What This Means for AI Users and Builders
For enterprise AI teams, TurboQuant means running 1M-context workloads becomes economically viable on existing hardware. The 75% memory reduction directly translates to serving more users per GPU — which is the single most important cost driver in production LLM deployments.
For AI consumers using platforms like Happycapy, TurboQuant's downstream effect is faster responses and lower per-query costs as cloud providers adopt the algorithm. Gemini, being a Google model, is likely to be the first major frontier model to run TurboQuant at scale.
For the hardware industry, TurboQuant represents the software layer catching up with the hardware buildout. When algorithms can extract 6x more work from existing memory, the near-term demand ceiling for HBM and DRAM in AI data centers looks lower than previously modeled — which is precisely why Samsung, SK Hynix, and Micron sold off sharply on announcement day.
Happycapy runs on the fastest available inference infrastructure for every model. Claude Opus 4.6, GPT-5.4, Gemini 3 Pro, and 150+ others — in one workspace starting free.

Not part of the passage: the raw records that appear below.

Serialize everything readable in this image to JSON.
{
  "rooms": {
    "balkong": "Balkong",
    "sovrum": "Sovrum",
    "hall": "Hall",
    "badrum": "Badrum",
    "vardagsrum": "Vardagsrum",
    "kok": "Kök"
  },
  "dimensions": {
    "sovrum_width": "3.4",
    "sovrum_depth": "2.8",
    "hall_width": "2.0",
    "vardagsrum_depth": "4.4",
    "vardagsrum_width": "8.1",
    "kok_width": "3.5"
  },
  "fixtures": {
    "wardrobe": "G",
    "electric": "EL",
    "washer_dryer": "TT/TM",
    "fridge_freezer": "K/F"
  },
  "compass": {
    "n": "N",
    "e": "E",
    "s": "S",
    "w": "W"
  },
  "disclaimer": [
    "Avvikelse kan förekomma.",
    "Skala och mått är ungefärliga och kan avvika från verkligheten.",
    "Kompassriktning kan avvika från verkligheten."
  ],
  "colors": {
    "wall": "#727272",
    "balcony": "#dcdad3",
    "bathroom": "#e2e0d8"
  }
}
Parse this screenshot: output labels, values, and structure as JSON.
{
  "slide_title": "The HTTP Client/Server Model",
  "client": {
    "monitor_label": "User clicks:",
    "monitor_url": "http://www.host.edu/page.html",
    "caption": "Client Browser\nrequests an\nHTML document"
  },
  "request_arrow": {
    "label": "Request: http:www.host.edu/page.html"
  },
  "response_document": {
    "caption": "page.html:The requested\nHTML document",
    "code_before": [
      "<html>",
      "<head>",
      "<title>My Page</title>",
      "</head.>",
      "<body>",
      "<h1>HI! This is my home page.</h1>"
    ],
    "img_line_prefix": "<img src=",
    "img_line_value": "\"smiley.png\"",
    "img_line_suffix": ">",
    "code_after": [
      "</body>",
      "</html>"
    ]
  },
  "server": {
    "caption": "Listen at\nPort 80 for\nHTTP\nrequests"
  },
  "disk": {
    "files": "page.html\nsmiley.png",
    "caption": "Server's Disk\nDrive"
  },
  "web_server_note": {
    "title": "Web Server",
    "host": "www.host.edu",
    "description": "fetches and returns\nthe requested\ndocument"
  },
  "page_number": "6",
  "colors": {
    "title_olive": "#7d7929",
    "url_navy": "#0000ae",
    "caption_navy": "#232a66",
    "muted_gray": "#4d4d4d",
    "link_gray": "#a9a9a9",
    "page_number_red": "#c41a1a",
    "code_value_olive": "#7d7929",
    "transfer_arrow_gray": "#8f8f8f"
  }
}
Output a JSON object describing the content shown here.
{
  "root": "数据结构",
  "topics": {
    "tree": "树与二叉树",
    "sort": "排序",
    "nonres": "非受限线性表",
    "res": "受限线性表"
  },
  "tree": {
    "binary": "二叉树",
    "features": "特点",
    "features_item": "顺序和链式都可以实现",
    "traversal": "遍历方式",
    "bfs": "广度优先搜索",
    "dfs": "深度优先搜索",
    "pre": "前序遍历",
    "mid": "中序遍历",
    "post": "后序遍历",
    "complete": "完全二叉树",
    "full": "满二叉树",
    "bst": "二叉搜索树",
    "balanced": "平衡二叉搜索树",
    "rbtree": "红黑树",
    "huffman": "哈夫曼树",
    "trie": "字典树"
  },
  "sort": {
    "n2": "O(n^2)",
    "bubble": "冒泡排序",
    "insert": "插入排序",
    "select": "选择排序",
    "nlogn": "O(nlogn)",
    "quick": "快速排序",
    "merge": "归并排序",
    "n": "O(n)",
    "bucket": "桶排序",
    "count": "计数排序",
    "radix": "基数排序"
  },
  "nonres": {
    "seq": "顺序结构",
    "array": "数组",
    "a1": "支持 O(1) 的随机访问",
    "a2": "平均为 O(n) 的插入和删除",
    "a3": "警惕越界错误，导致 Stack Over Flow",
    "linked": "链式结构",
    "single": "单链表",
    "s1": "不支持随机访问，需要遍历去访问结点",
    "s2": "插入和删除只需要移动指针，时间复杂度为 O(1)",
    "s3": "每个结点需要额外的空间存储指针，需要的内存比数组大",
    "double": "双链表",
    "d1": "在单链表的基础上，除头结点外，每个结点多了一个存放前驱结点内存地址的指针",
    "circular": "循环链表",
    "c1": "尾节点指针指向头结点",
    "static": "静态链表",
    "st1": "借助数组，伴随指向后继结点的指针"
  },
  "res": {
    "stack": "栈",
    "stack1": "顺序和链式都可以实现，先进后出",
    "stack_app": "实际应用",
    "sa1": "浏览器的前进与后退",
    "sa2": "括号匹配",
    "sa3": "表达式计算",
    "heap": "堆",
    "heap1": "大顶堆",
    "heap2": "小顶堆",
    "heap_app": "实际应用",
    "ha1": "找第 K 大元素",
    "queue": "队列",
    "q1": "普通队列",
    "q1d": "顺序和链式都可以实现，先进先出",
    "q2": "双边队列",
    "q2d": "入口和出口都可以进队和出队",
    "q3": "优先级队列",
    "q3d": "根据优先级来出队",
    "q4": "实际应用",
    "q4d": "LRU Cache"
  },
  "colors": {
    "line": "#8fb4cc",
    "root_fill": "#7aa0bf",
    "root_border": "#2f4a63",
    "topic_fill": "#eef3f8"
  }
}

Start Free on Happycapy →Frequently Asked Questions
TurboQuant is a vector quantization algorithm introduced by Google Research on March 25, 2026. It compresses the KV cache used in LLM inference from 16-bit to approximately 3-bit representation, achieving 6x memory reduction with zero accuracy loss and no model retraining. On NVIDIA H100 GPUs, it delivers up to 8x speedup in attention computation.
TurboQuant uses a two-stage pipeline. PolarQuant rotates attention vectors into polar coordinates, enabling high compression without calibration data. Quantized Johnson-Lindenstrauss (QJL) then applies 1-bit error correction to eliminate bias. The combined approach achieves ~3 bits per KV cache element with no accuracy loss — unlike traditional methods like GPTQ or AWQ that require per-model calibration.
The KV cache stores intermediate attention states during LLM inference. As context windows expand to 1M tokens, the cache becomes the dominant GPU memory bottleneck. A 70B model serving 512 users at 1M context requires ~512 GB of KV cache memory. TurboQuant reduces this to ~85 GB — potentially cutting the GPU count required from 8 to 2 H100s.
Google has not released official code as of April 2026. TurboQuant is presenting at ICLR 2026 (April 23-27). Community implementations in PyTorch, MLX, Triton, and llama.cpp already exist based on the published paper. Official open-source code from Google is expected around Q2 2026.